Follow these helpful, useful tips and teach your children how to behave for their own good.
Mum-of-two and creative director Ngow Fei Fei, 40, takes her family cycling every week. And every time they troop to the park, they're properly attired with helmets, riding gloves and covered shoes.
“Whenever we travel out in full gear, we always get stares from strangers. They probably think we’re crazy for taking something so leisurely as cycling so seriously," Ngow says. "For a lot of families, cycling is just a casual activity, so they may not feel the need to insist that their kids wear helmets or gloves. (But) my husband and I are into extreme sports, so we know how dangerous it can get and how important helmets are. My kids always have their helmets on, even if it’s just cycling outside our house because you never know when an accident will happen.”
Ngow says bicycle helmets for children can be found in most hypermarkets and bicycle shops. A quality purchase can last for years. After her kids, five and eight, started sustaining light injuries due to falls while cycling, she added on the gloves for them.

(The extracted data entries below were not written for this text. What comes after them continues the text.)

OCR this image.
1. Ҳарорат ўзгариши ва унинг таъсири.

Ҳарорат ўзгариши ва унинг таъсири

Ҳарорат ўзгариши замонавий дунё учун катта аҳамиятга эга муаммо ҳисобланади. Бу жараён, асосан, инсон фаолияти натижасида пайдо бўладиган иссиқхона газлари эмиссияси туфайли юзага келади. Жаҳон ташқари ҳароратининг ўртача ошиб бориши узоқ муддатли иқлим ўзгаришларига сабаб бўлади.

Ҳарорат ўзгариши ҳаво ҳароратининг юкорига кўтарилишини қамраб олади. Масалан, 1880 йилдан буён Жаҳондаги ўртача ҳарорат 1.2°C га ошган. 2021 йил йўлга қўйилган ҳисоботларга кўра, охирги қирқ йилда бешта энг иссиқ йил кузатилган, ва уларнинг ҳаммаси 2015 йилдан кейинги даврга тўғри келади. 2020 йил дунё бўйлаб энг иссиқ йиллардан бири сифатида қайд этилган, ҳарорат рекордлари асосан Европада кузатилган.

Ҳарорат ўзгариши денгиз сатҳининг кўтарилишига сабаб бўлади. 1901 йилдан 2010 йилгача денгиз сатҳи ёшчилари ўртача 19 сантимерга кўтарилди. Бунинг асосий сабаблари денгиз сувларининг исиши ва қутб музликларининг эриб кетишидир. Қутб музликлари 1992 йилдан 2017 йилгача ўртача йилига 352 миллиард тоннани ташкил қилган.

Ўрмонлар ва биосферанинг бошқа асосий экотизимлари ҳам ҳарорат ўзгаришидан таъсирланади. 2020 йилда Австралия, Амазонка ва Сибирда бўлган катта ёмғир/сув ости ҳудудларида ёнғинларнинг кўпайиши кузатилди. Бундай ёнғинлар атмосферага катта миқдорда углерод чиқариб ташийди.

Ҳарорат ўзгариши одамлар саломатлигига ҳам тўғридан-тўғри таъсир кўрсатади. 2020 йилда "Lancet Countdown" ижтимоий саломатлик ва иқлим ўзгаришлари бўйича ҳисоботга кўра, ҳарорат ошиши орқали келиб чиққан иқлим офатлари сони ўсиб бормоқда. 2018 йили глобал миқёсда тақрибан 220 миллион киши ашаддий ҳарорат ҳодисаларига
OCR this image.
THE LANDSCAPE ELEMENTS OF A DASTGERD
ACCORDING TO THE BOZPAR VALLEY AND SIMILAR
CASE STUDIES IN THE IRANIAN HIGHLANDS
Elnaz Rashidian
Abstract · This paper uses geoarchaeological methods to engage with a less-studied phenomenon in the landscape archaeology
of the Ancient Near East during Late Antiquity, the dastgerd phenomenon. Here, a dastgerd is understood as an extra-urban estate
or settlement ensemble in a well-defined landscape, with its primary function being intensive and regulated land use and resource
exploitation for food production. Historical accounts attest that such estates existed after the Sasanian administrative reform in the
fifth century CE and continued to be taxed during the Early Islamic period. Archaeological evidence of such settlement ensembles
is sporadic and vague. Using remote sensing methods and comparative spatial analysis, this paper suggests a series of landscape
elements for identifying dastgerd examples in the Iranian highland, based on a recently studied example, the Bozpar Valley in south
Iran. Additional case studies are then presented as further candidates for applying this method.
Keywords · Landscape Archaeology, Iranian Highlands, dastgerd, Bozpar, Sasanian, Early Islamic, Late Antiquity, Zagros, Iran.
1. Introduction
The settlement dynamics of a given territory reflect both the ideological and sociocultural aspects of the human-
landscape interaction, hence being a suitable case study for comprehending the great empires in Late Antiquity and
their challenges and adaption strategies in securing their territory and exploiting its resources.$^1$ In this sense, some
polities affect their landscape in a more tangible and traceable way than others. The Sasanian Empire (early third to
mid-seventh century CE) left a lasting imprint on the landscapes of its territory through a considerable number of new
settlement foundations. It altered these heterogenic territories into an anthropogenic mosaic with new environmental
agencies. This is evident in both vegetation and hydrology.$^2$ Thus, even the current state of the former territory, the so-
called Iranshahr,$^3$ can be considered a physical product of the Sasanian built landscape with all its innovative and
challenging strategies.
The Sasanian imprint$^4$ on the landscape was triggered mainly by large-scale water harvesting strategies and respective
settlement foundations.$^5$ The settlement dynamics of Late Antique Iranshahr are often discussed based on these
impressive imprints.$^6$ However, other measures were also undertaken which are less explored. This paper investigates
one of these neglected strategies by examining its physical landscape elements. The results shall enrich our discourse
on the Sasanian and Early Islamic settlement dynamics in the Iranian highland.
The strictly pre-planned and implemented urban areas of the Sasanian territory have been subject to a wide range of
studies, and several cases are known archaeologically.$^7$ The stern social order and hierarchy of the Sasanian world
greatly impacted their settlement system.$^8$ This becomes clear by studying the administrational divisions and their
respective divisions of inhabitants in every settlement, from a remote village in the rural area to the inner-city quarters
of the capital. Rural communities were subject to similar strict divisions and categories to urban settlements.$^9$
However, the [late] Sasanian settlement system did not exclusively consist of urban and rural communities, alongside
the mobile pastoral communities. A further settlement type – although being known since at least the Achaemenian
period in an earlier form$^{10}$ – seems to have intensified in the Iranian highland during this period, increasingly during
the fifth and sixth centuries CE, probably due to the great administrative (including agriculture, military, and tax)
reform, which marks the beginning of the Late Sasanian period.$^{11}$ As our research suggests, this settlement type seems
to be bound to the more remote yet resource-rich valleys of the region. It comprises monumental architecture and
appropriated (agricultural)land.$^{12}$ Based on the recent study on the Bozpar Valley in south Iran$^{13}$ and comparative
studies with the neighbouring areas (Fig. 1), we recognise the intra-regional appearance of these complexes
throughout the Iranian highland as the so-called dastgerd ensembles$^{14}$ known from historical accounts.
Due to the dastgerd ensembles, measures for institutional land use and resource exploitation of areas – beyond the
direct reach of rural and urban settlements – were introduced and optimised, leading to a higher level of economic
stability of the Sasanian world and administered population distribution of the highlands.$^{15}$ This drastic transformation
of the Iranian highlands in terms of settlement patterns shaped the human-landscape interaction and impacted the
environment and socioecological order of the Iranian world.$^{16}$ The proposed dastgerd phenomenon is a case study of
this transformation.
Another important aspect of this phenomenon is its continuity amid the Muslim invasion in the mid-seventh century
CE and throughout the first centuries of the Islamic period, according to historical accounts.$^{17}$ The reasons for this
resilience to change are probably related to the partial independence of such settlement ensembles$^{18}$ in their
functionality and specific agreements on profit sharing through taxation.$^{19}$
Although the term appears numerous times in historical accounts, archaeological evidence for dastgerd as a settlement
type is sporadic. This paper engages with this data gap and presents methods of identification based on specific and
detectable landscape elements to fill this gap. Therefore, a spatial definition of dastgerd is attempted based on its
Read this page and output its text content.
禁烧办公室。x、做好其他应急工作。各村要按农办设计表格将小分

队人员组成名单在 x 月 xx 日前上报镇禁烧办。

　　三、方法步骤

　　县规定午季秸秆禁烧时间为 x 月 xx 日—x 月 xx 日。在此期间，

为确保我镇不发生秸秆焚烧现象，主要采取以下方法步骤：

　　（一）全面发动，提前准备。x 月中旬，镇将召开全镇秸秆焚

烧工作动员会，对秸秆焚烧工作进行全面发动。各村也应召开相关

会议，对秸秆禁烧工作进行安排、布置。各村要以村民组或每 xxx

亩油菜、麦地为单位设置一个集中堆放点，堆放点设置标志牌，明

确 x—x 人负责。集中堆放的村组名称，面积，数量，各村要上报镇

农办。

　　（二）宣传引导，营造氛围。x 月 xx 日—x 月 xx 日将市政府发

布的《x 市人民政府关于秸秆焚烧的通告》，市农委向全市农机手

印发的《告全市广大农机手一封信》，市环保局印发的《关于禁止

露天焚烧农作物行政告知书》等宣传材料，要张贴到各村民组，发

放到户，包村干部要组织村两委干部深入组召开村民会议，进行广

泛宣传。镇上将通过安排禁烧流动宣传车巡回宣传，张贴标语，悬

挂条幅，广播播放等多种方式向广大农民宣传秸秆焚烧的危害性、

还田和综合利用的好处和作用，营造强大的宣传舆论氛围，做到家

“Even bicycles with training wheels can cause children to topple over if they are not familiar with turning corners. Parents need to keep an eye on their children at all times to ensure that they do not sustain serious injuries, even if they have their helmets or protective gear on," says Ngow. "It’s not enough just telling them what to do; they want to know why. People may laugh at me about being overprotective of my kids, but safety always comes first in my family. It’s better to be safe than sorry.”
Escalator safety tips
1. Hold a child's hand firmly and step on a moving escalator quickly but carefully.
2. Stand inside the yellow lines and hold the handrails on either side.
3. Stand and face forward. Never sit on the steps or climb in a reserve direction.
4. Step off the escalator quickly at the end and immediately move aisde to make way for others behind you.
Playground safety tips
1. Insist that children on slides use the ladder instead of climbing up the slide. Don't allow pushing or shoving on the ladder, and have kids go up one at a time.
2. Kids under four shouldn't be allowed to use equipment that's taller than they are without supervision.
3. From the ages of three to five, children should only play on a see-saw with other kids of comparable age and size. Children under three haven't developed hand and feet coordination to use the equipment.
4. On metal equipment, check for exposed or rusty bolts, as well as sharp points or edges.